Dès l’origine, Pino Rabolini nourrit une vision forte : la joaillerie doit être audacieuse, vivante et intimement liée à la personnalité de celle qui la porte. Pensée pour une nouvelle génération de femmes revendiquant une plus grande indépendance, elle est conçue pour accompagner chacun de leurs mouvements.
Au fil des décennies, la Maison ne cesse de s’affranchir des conventions, en redéfinissant non seulement les codes esthétiques de la joaillerie, mais aussi ce qu’elle peut représenter lorsqu’elle est choisie par les femmes, pour elles-mêmes.
« Pomellato est née à une époque marquée par de profondes mutations, au cours de laquelle les femmes ont revendiqué plus de liberté, d’indépendance et de visibilité. La marque a été la première à proposer une vision tout aussi transformatrice de la joaillerie, à la fois raffinée, sensuelle et résolument contemporaine. »

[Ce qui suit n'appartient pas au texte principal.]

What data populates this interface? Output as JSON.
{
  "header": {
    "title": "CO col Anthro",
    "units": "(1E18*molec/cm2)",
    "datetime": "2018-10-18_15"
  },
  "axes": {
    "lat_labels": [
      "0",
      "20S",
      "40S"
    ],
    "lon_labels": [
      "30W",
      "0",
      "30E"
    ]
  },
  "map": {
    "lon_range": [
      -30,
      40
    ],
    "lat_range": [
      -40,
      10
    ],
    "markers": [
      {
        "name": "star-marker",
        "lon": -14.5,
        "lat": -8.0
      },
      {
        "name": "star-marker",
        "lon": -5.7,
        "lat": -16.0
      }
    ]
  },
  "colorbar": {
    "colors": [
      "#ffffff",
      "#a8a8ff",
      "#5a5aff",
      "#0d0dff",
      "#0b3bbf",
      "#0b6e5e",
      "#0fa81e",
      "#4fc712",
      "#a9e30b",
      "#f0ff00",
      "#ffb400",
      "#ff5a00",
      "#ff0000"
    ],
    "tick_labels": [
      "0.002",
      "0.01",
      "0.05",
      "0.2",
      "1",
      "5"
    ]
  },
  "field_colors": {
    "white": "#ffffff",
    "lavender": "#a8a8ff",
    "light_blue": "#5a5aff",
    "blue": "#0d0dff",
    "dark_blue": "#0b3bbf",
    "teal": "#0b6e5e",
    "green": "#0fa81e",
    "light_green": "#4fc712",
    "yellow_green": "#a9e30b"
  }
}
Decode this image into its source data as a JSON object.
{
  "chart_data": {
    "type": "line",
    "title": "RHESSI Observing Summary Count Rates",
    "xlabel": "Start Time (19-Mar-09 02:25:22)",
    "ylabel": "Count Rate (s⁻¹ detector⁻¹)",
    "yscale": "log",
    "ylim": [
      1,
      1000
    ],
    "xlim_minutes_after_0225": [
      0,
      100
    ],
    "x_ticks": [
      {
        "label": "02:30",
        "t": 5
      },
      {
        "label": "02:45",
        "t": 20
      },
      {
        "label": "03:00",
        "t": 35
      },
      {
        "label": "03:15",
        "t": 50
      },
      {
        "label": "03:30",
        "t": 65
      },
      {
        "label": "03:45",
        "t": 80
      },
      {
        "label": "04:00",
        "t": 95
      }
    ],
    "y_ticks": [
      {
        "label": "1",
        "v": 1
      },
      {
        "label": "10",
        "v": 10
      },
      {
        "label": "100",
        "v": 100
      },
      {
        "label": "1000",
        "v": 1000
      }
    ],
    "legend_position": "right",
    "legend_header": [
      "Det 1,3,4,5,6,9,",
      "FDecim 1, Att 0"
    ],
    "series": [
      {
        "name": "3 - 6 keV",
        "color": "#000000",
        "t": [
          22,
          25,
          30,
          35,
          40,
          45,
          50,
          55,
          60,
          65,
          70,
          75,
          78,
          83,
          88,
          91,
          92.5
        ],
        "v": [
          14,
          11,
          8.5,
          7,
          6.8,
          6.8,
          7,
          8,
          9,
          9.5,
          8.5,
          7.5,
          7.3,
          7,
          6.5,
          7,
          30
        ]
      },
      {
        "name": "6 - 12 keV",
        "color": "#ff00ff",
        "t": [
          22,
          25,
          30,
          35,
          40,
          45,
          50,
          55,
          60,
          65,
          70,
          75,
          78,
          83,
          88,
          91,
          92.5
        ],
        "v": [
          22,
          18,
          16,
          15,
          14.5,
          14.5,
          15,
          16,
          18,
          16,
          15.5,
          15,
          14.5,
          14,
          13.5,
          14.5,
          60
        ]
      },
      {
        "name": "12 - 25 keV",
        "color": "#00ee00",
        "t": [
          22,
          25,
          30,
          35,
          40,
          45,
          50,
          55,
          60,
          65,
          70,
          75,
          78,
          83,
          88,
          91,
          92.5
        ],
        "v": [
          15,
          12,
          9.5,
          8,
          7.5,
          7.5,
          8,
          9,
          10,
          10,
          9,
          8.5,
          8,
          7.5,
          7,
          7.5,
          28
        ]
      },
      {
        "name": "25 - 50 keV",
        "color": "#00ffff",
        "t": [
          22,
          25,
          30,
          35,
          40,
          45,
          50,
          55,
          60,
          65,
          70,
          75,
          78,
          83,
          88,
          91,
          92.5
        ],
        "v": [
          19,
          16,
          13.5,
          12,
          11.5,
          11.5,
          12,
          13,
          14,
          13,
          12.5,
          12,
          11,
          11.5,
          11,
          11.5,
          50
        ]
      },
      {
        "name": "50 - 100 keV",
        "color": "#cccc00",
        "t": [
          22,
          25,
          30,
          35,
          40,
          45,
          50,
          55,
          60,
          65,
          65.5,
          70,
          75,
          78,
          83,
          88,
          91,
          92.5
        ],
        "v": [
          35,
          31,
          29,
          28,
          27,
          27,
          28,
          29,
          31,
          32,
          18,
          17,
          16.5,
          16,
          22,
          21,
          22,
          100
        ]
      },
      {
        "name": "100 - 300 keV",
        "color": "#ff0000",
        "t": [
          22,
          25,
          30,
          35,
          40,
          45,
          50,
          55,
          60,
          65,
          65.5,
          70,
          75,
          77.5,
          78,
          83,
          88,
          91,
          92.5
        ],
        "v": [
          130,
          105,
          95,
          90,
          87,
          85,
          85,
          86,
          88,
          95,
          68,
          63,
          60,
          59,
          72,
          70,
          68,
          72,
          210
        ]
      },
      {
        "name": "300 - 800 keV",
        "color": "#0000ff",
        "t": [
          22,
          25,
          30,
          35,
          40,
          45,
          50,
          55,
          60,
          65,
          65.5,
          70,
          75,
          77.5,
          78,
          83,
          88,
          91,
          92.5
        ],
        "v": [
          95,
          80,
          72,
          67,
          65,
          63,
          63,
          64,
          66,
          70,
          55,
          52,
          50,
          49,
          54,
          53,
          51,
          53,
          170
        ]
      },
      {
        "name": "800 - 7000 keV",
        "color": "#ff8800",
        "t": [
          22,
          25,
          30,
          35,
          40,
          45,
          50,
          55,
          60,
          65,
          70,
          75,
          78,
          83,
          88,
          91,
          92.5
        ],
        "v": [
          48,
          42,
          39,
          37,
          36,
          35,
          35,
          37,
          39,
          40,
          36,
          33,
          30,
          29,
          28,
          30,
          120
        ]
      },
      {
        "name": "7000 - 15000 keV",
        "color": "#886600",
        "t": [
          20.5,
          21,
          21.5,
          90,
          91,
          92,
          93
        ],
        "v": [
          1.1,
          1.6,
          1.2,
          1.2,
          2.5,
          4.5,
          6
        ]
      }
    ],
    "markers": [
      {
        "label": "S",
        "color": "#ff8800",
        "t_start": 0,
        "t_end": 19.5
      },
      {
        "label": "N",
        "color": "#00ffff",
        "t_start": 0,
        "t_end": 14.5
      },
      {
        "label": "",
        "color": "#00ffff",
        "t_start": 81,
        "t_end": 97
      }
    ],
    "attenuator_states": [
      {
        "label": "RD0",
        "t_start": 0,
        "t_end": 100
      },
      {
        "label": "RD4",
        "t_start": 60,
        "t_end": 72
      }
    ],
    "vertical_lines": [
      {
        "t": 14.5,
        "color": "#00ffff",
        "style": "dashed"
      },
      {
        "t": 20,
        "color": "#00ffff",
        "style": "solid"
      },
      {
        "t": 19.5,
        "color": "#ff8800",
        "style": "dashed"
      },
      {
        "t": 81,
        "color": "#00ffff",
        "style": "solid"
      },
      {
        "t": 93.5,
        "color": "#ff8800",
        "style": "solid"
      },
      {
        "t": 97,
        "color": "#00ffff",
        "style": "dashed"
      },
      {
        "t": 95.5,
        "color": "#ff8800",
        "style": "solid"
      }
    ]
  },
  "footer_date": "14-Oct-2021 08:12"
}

Issu d’une famille d’orfèvres milanaise réputée pour son savoir-faire dans l’art de la chaîne, Pino Rabolini s’est appuyé sur son héritage pour sublimer cet élément fonctionnel en signature créative.
De Ricciolo (1968) à Tre Ori (1993), en passant par Catena Spiga (1987), Intreccio (1983) et le premier bracelet Gourmette (1967), la chaîne est conçue comme un objet souple et vivant, au toucher sensuel, qui accompagne naturellement les mouvements du corps. Aux côtés d’esquisses originales et d’images d’archives, les créations exposées témoignent du savoir-faire et de la précision du geste derrière l’apparente simplicité. Qu’il s’agisse des plaques qui épousent parfaitement la forme du cou, des mécanismes fluides ou des formes sculpturales qui masquent entièrement l’attache, chaque innovation privilégie confort et liberté de mouvement, plutôt que l’effet visuel.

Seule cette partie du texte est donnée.